Financial institutions provide services to individuals and consumers to help them with their monetary needs. These institutions include banks, credit unions, brokerage firms, and insurance companies. Functions of financial institutions will vary across institutions. Ultimately, financial institutions have several functions that assist the public with various needs in that sector. The ability to save money, purchase homes, support businesses are just a few essential functions that reflect the importance of financial institutions.
Examples of Financial Institutions
Banking financial institutions are usually the first examples that people think of. There are central banks, retail and commercial banks, credit unions, savings and loan associations, brokerage firms, insurance companies and mortgage companies. Each institution offers different types of financial services that overlap. These places can be considered one of three categories of finance. There are personal finance, corporate finance and public finance.
Directing the Payment System
One of the primary ― and most public ― functions of financial institutions is managing the payment system. That phrase refers to everyday commercial transactions that involve individuals and businesses.
Financial institutions keep the payment system in motion through checking and savings accounts, credit cards, and wire transfers. These methods of exchange allow Americans to handle their financial transactions on a daily basis.
Assisting With Resources and Capital
Another function of financial institutions is to help individuals and corporations with capital management by extending credit to those with good credit. Banks and other institutions can pool resources together to allow others to borrow money. Loans and credit cards allow families and companies to borrow funds and pay them back on a regular schedule. Since they use your money for business endeavors, paying interest to those with money in the bank is another function of financial institutions.
Acquiring capital for a new or existing business or personal project can be difficult, so financial institutions allow people and businesses to have access to the capital they need to be successful. This is where the role of banks comes into play— these are the most common financial institutions you see today.
Moving Financial Resources
Moving resources from place to place is one of the functions of financial institutions that you may not think about. These institutions assist with larger transfers of funds like corporate investments, purchases of real estate, and construction loans, as well as other larger transactions, such as paying annuities.
Financial institutions can transfer resources from one party to another more easily and with more flexibility than individuals or corporations can, which makes this function so crucial.
Risk Management Services
Institutions of finance offer risk management among other services. Financial institutions manage risk and uncertainty for companies and families.

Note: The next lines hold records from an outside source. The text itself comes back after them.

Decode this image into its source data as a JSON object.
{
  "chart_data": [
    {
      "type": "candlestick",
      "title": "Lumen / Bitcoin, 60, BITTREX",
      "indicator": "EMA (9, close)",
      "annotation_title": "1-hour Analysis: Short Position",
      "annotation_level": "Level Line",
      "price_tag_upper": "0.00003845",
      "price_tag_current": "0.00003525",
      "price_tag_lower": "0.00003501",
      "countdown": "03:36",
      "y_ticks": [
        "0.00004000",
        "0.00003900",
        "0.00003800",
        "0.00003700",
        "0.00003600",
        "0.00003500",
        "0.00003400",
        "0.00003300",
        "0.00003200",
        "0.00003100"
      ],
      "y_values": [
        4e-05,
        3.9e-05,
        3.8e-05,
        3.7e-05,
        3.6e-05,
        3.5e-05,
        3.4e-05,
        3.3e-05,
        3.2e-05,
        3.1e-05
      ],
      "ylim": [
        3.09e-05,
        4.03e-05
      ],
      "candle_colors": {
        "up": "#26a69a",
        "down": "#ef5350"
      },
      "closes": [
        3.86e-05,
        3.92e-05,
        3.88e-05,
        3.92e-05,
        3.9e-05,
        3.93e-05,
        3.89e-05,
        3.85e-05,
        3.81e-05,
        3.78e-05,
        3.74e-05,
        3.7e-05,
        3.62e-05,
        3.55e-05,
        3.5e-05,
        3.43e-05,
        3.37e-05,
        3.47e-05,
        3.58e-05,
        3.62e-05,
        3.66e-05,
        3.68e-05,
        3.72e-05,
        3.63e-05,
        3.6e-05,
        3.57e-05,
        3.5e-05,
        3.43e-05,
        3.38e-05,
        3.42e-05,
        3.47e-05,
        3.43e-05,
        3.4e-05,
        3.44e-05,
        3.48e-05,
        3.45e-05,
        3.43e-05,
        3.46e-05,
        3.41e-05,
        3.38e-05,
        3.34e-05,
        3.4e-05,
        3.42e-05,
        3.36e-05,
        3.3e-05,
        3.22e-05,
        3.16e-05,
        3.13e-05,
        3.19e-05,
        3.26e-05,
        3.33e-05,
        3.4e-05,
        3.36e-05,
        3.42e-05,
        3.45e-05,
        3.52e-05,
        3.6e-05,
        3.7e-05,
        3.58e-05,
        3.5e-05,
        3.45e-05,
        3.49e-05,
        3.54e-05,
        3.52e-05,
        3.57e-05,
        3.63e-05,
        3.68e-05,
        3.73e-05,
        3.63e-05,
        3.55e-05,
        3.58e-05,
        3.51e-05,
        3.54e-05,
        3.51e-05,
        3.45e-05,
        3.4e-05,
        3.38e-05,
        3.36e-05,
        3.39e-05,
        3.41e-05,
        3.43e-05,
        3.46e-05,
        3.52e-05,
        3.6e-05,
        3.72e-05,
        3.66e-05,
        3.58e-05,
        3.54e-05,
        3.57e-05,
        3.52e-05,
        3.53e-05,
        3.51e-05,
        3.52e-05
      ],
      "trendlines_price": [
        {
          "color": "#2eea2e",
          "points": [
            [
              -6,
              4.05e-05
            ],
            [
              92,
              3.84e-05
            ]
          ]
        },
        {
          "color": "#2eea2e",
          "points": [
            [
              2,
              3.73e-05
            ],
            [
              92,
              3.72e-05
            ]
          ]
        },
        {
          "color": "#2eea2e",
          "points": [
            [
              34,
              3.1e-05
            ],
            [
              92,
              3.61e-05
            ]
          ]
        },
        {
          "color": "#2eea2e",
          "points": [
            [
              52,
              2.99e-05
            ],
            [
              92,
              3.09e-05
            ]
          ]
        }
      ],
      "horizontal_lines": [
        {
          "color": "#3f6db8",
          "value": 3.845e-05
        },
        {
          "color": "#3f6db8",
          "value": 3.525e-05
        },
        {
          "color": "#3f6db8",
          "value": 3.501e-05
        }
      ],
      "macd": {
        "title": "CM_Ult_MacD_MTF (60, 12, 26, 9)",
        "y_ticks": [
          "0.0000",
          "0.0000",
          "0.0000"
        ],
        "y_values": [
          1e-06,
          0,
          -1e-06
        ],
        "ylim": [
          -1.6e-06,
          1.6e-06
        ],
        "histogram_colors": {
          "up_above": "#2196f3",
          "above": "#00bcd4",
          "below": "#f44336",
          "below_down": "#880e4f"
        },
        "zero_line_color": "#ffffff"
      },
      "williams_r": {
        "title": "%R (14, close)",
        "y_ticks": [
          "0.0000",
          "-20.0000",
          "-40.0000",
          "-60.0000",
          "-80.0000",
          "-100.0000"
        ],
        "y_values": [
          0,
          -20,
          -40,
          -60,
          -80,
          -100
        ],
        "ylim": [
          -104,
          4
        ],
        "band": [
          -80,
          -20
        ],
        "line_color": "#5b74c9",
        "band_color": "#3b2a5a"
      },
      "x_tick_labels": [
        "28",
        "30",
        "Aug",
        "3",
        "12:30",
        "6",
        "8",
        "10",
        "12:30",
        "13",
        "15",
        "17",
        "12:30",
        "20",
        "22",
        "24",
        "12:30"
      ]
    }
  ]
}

Insurance companies and other portions of the financial sector allow large numbers of people to pool and share the risk, making it easier to handle accidents and other difficulties that occur in business or personal life.
If you’ve ever received a check that covers repairs from a car accident or seen how your health insurance pays for a medical procedure, you’ve experienced this function of the financial system for yourself.
Informing Financial Decisions & Maintaining the Market
If you’ve ever had to make a large-scale monetary decision, you realize how important it is that financial institutions provide key information that makes such decisions easier as one of their functions. Rather than having to wait on a central authority to give you information about factors like interest rates, you can visit your local bank branch or call your investment advisor.
The information that financial institutions provide allows individuals and corporations to make educated and secure decisions in real-time. Financial institutions also make it possible for individuals and other entities to invest in the stock market. Investors can make long-term or short-term ventures into the market for the promise of a greater return.
Institutions like brokers and stock exchanges allow companies to issue stock to have more cash flow based on investors purchasing stock. Often, the stock market drives the pulse of the financial sector as a whole.
An Interdependent Financial System
These functions of American financial institutions work in tandem with each other to create a fully interdependent financial system. When each function performs healthily, the other purposes work well, and the monetary system as a whole is more stable. Problems with one function can reflect on the other capacities of the financial system as well. The health of the financial sector rests on a delicate balance between the various functions of financial institutions.